The SpectralSolver class in SpectralSolver.py provides a method for reconstructing phylogenetic trees using a spectral algorithm. It leverages the similarity between samples based on shared mutations to partition them recursively, ultimately building a tree structure. This approach aims to minimize the separation of samples with shared mutations while accounting for the size of each partition.

Code Structure

The SpectralSolver class inherits from the GreedySolver class. It primarily overrides the perform_split method to implement its specific partitioning logic using a spectral algorithm. The SpectralSolver utilizes functions from graph_utilities to construct and manipulate similarity graphs.

References

This code references the following symbols:

  • GreedySolver (from cassiopeia.solver.GreedySolver)
  • dissimilarity_functions (from cassiopeia.solver)
  • graph_utilities (from cassiopeia.solver)

Symbols

SpectralSolver

Description

This class implements a spectral algorithm for phylogenetic tree reconstruction. It inherits from GreedySolver and overrides the perform_split method to partition samples based on a similarity graph.

Inputs

NameTypeDescription
similarity_functionOptional[Callable[[int, int, pd.DataFrame, int, Optional[Dict[int, Dict[str, float]]]], float]]A function to calculate similarity between samples (default: hamming_similarity_without_missing).
thresholdOptional[int]Minimum similarity threshold for graph edges (default: 0).
prior_transformationstrTransformation function for priors (default: “negative_log”).

Outputs

This class doesn’t directly return any output.
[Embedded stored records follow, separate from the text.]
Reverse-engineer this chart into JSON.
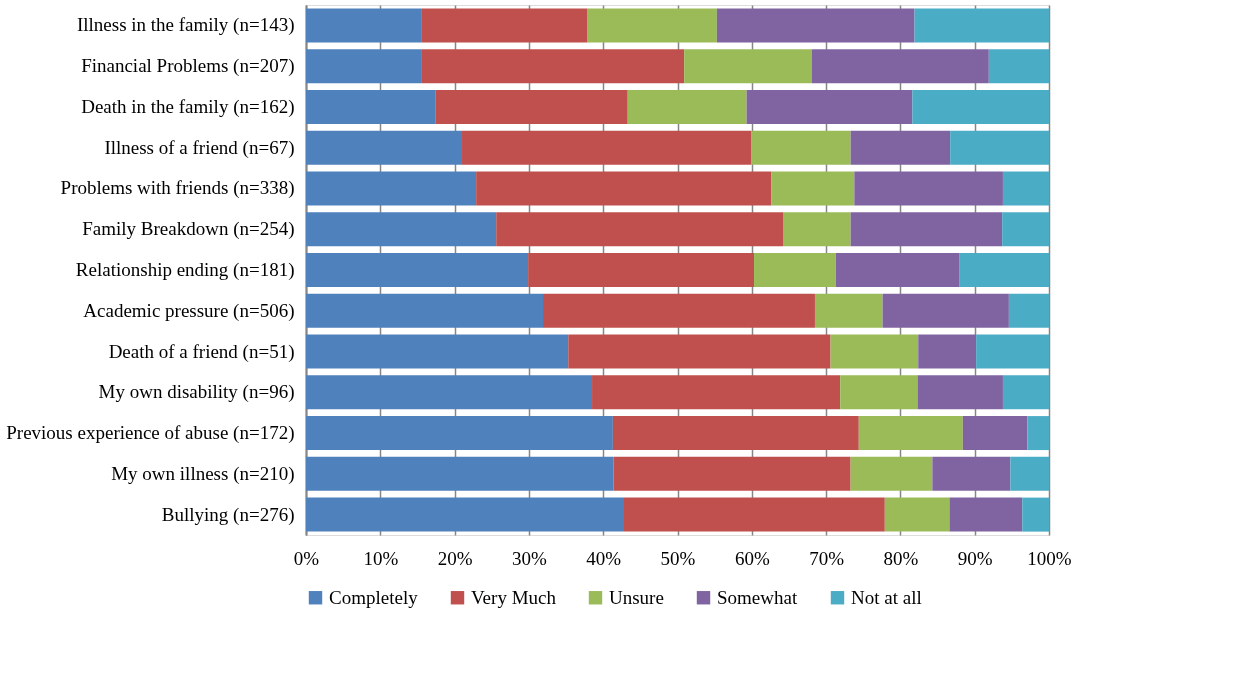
{
  "chart_data": {
    "type": "bar",
    "orientation": "horizontal",
    "stacked": true,
    "categories": [
      "Illness in the family (n=143)",
      "Financial Problems (n=207)",
      "Death in the family (n=162)",
      "Illness of a friend (n=67)",
      "Problems with friends (n=338)",
      "Family Breakdown (n=254)",
      "Relationship ending (n=181)",
      "Academic pressure (n=506)",
      "Death of a friend (n=51)",
      "My own disability (n=96)",
      "Previous experience of abuse (n=172)",
      "My own illness (n=210)",
      "Bullying (n=276)"
    ],
    "series": [
      {
        "name": "Completely",
        "color": "#4f81bd",
        "values": [
          15.5,
          15.6,
          17.4,
          21.0,
          22.9,
          25.6,
          29.9,
          31.9,
          35.3,
          38.5,
          41.3,
          41.4,
          42.8
        ]
      },
      {
        "name": "Very Much",
        "color": "#c0504d",
        "values": [
          22.4,
          35.3,
          25.9,
          38.9,
          39.7,
          38.6,
          30.4,
          36.6,
          35.3,
          33.4,
          33.1,
          31.9,
          35.1
        ]
      },
      {
        "name": "Unsure",
        "color": "#9bbb59",
        "values": [
          17.4,
          17.2,
          16.0,
          13.4,
          11.2,
          9.1,
          11.0,
          9.1,
          11.8,
          10.4,
          14.0,
          11.0,
          8.7
        ]
      },
      {
        "name": "Somewhat",
        "color": "#8064a2",
        "values": [
          26.6,
          23.8,
          22.3,
          13.4,
          20.0,
          20.4,
          16.6,
          17.0,
          7.8,
          11.5,
          8.7,
          10.5,
          9.8
        ]
      },
      {
        "name": "Not at all",
        "color": "#4bacc6",
        "values": [
          18.1,
          8.1,
          18.4,
          13.3,
          6.2,
          6.3,
          12.1,
          5.4,
          9.8,
          6.2,
          2.9,
          5.2,
          3.6
        ]
      }
    ],
    "xlim": [
      0,
      100
    ],
    "xticks": [
      {
        "value": 0,
        "label": "0%"
      },
      {
        "value": 10,
        "label": "10%"
      },
      {
        "value": 20,
        "label": "20%"
      },
      {
        "value": 30,
        "label": "30%"
      },
      {
        "value": 40,
        "label": "40%"
      },
      {
        "value": 50,
        "label": "50%"
      },
      {
        "value": 60,
        "label": "60%"
      },
      {
        "value": 70,
        "label": "70%"
      },
      {
        "value": 80,
        "label": "80%"
      },
      {
        "value": 90,
        "label": "90%"
      },
      {
        "value": 100,
        "label": "100%"
      }
    ],
    "grid": "x",
    "legend": "bottom"
  }
}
It modifies the input CassiopeiaTree object during the solve method.

Internal Logic

  1. Initialization: Sets the similarity threshold, similarity function, and prior transformation.
  2. perform_split Method:
    • Constructs a similarity graph using graph_utilities.construct_similarity_graph.
    • Computes the normalized Laplacian matrix of the graph.
    • Calculates the second eigenvector of the Laplacian matrix (Fiedler vector).
    • Orders nodes based on their corresponding values in the Fiedler vector.
    • Finds the optimal partition index that minimizes the normalized cut.
    • Improves the initial partition using graph_utilities.spectral_improve_cut.
    • Returns the left and right partitions.
  3. solve Method (inherited from GreedySolver):
    • Prepares data and weights.
    • Recursively partitions the samples using perform_split until individual samples are reached.
    • Constructs the tree by connecting the partitions with ancestral nodes.
    • Populates the input CassiopeiaTree with the reconstructed tree.

Side Effects

The solve method modifies the input CassiopeiaTree object by populating its tree structure.

Performance Considerations

The spectral algorithm’s performance depends on the size and structure of the similarity graph. Larger datasets might require more computational resources. The spectral_improve_cut function performs a greedy hill-climbing optimization, which could be computationally intensive for complex graphs.